Valor econômico, v. 20, n. 4853, 08/10/2019. Política, p. A7

 

TCU apura contratação na campanha de Bolsonaro

Luísa Martins

08/10/2019

 

 

Controvérsia está em torno da contratação, de mais de R$ 50 mil, com dinheiro público, de policiais para serviços de segurança ao então candidato, o que é proibido

O Tribunal de Contas da União (TCU) vai começar a apurar uma suposta irregularidade no uso de verbas dos fundos partidário e eleitoral no financiamento da campanha do presidente Jair Bolsonaro, em 2018.

A controvérsia está em torno da contratação, com dinheiro público, de 64 policiais militares e civis do Rio de Janeiro para serviços de segurança privada ao então candidato à presidência, o que é proibido por lei.

A despesa de mais de R$ 50 mil consta na prestação de contas enviada ao Tribunal Superior Eleitoral (TSE) pelo diretório nacional do PSL. O montante é relacionado à contratação do serviço de “segurança desarmado” em três ocasiões: a convenção do partido que confirmou a candidatura de Bolsonaro, em 22 de julho, no Rio de Janeiro; e os dias de votação do primeiro e segundo turnos das eleições, em 5 e 28 de outubro, respectivamente.

O Ministério Público, junto ao TCU, entrou com representação pedindo que a Corte investigue, na condição de controladora externa das contas da administração pública, se a Justiça Eleitoral está atuando de maneira efetiva e satisfatória na apuração da ilegalidade. O relator do caso é o ministro Raimundo Carreiro.

O procedimento foi encaminhado à Secretaria de Controle Externo da Administração do Estado, que deve pedir manifestações aos envolvidos e elaborar relatório técnico sobre o caso.

Com base nesse documento, o TCU pode determinar ou recomendar o pagamento de multas e a devolução do dinheiro aos cofres públicos, se entender que de fato o recurso não poderia ter sido aplicado em tal fim.

Os “bicos” dos policiais na área de segurança privada foram revelados na semana passada pelo jornal “Folha de S. Paulo” e confirmados pelo Valor.

Integraram a equipe, por exemplo, um perito criminal e um inspetor - pelo contrato, fazia parte do serviço o fornecimento de orientações para evitar situações de risco. O PSL também arcou com as despesas de deslocamento e alimentação desses profissionais.

Um deles era um ex-policial expulso da corporação por suspeita de recebimento de propina em troca da omissão no combate ao tráfico. Ele acabou absolvido na Justiça, mas a PM decidiu mantê-lo fora dos quadros.

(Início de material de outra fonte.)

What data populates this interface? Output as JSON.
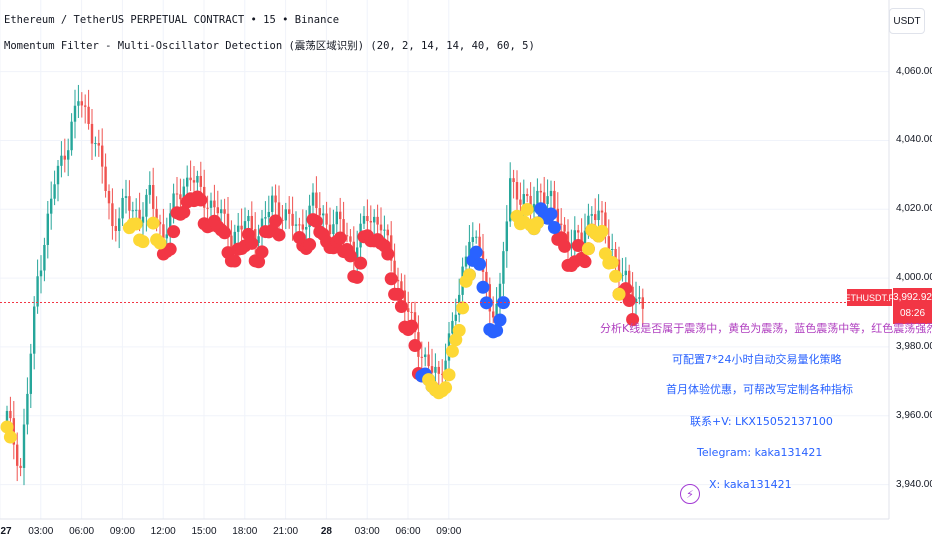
{
  "legend": {
    "title": "Ethereum / TetherUS PERPETUAL CONTRACT • 15 • Binance",
    "indicator": "Momentum  Filter - Multi-Oscillator Detection (震荡区域识别) (20, 2, 14, 14, 40, 60, 5)"
  },
  "currency_button": "USDT",
  "symbol_tag": "ETHUSDT.P",
  "last_price": "3,992.92",
  "countdown": "08:26",
  "promo_lines": [
    "分析K线是否属于震荡中，黄色为震荡，蓝色震荡中等，红色震荡强烈",
    "可配置7*24小时自动交易量化策略",
    "首月体验优惠，可帮改写定制各种指标",
    "联系+V: LKX15052137100",
    "Telegram: kaka131421",
    "X: kaka131421"
  ],
  "colors": {
    "up": "#26a69a",
    "down": "#ef5350",
    "dot_strong": "#f23645",
    "dot_medium": "#2962ff",
    "dot_weak": "#fdd835",
    "price_line": "#f23645"
  },
  "chart_data": {
    "type": "candlestick",
    "symbol": "ETHUSDT.P",
    "interval": "15",
    "ylim": [
      3930,
      4075
    ],
    "y_ticks": [
      "4,060.00",
      "4,040.00",
      "4,020.00",
      "4,000.00",
      "3,980.00",
      "3,960.00",
      "3,940.00"
    ],
    "x_ticks": [
      "27",
      "03:00",
      "06:00",
      "09:00",
      "12:00",
      "15:00",
      "18:00",
      "21:00",
      "28",
      "03:00",
      "06:00",
      "09:00"
    ],
    "x_ticks_bold": [
      "27",
      "28"
    ],
    "last_price": 3992.92,
    "anchors": [
      [
        0,
        3960
      ],
      [
        4,
        3945
      ],
      [
        9,
        4000
      ],
      [
        14,
        4028
      ],
      [
        18,
        4040
      ],
      [
        21,
        4052
      ],
      [
        24,
        4046
      ],
      [
        28,
        4032
      ],
      [
        31,
        4015
      ],
      [
        35,
        4022
      ],
      [
        39,
        4018
      ],
      [
        42,
        4024
      ],
      [
        46,
        4012
      ],
      [
        50,
        4024
      ],
      [
        54,
        4030
      ],
      [
        58,
        4023
      ],
      [
        62,
        4020
      ],
      [
        66,
        4012
      ],
      [
        70,
        4016
      ],
      [
        74,
        4013
      ],
      [
        78,
        4022
      ],
      [
        82,
        4018
      ],
      [
        86,
        4014
      ],
      [
        90,
        4022
      ],
      [
        94,
        4016
      ],
      [
        98,
        4016
      ],
      [
        102,
        4008
      ],
      [
        106,
        4018
      ],
      [
        110,
        4016
      ],
      [
        114,
        4002
      ],
      [
        118,
        3990
      ],
      [
        121,
        3980
      ],
      [
        124,
        3975
      ],
      [
        127,
        3970
      ],
      [
        130,
        3983
      ],
      [
        133,
        3994
      ],
      [
        136,
        4014
      ],
      [
        139,
        4008
      ],
      [
        142,
        3990
      ],
      [
        145,
        3996
      ],
      [
        148,
        4028
      ],
      [
        151,
        4024
      ],
      [
        154,
        4020
      ],
      [
        157,
        4026
      ],
      [
        160,
        4022
      ],
      [
        163,
        4015
      ],
      [
        166,
        4010
      ],
      [
        169,
        4012
      ],
      [
        172,
        4020
      ],
      [
        175,
        4016
      ],
      [
        178,
        4008
      ],
      [
        181,
        4000
      ],
      [
        184,
        3996
      ],
      [
        187,
        3992
      ]
    ],
    "oscillator_dots": [
      {
        "level": "strong",
        "segments": [
          [
            46,
            80
          ],
          [
            86,
            122
          ],
          [
            162,
            174
          ],
          [
            180,
            184
          ]
        ]
      },
      {
        "level": "medium",
        "segments": [
          [
            122,
            126
          ],
          [
            136,
            146
          ],
          [
            155,
            161
          ]
        ]
      },
      {
        "level": "weak",
        "segments": [
          [
            0,
            1
          ],
          [
            36,
            40
          ],
          [
            43,
            45
          ],
          [
            124,
            136
          ],
          [
            150,
            156
          ],
          [
            171,
            180
          ]
        ]
      }
    ]
  }
}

Todos os contratos foram assinados pelo então presidente do PSL, Gustavo Bebianno, uma das primeiras baixas do governo Bolsonaro. Ele deixou o cargo de secretário-geral da Presidência em 18 de fevereiro, em meio às revelações sobre o esquema de candidaturas de fachada encampadas pelo partido - e que agora ameaçam o ministro do Turismo, Marcelo Álvaro Antônio.

Ao TCU, o subprocurador-geral Lucas Rocha Furtado destacou o fato de os contratos, firmados individualmente com cada um dos policiais, exigirem deles a declaração de que o serviço estava sendo prestado “com autorização legal”, embora pelo menos cinco dispositivos - entre leis, decretos e estatutos - proíbam essa prática.

“A legislação veda, sem qualquer margem de interpretação, a atuação de policiais militares e de policiais civis como segurança privado, estando os infratores sujeitos, inclusive, a sanções disciplinares”, observou ele.

A norma mais antiga foi promulgada em 1965. Segundo o texto da lei, é considerada uma “transgressão disciplinar” o fato de um policial “exercer atividade pública ou privada, profissional ou liberal, estranha à de seu cargo”. Os estatutos dos policiais civis e militares do Rio de Janeiro também trazem cláusulas que preveem dedicação exclusiva.

Quem desrespeita esses artigos pode ser advertido ou até mesmo suspenso das corporações, mas a aplicação de sanções é medida rara. Não há tipificação penal para a irregularidade, nem para os agentes, nem para quem os contratou.

O Valor procurou o diretório nacional do PSL por meio de sua assessoria, que não respondeu. Já a Secretaria de Comunicação (Secom) da Presidência informou que o Palácio do Planalto não iria se manifestar sobre o episódio. Bebianno não foi localizado.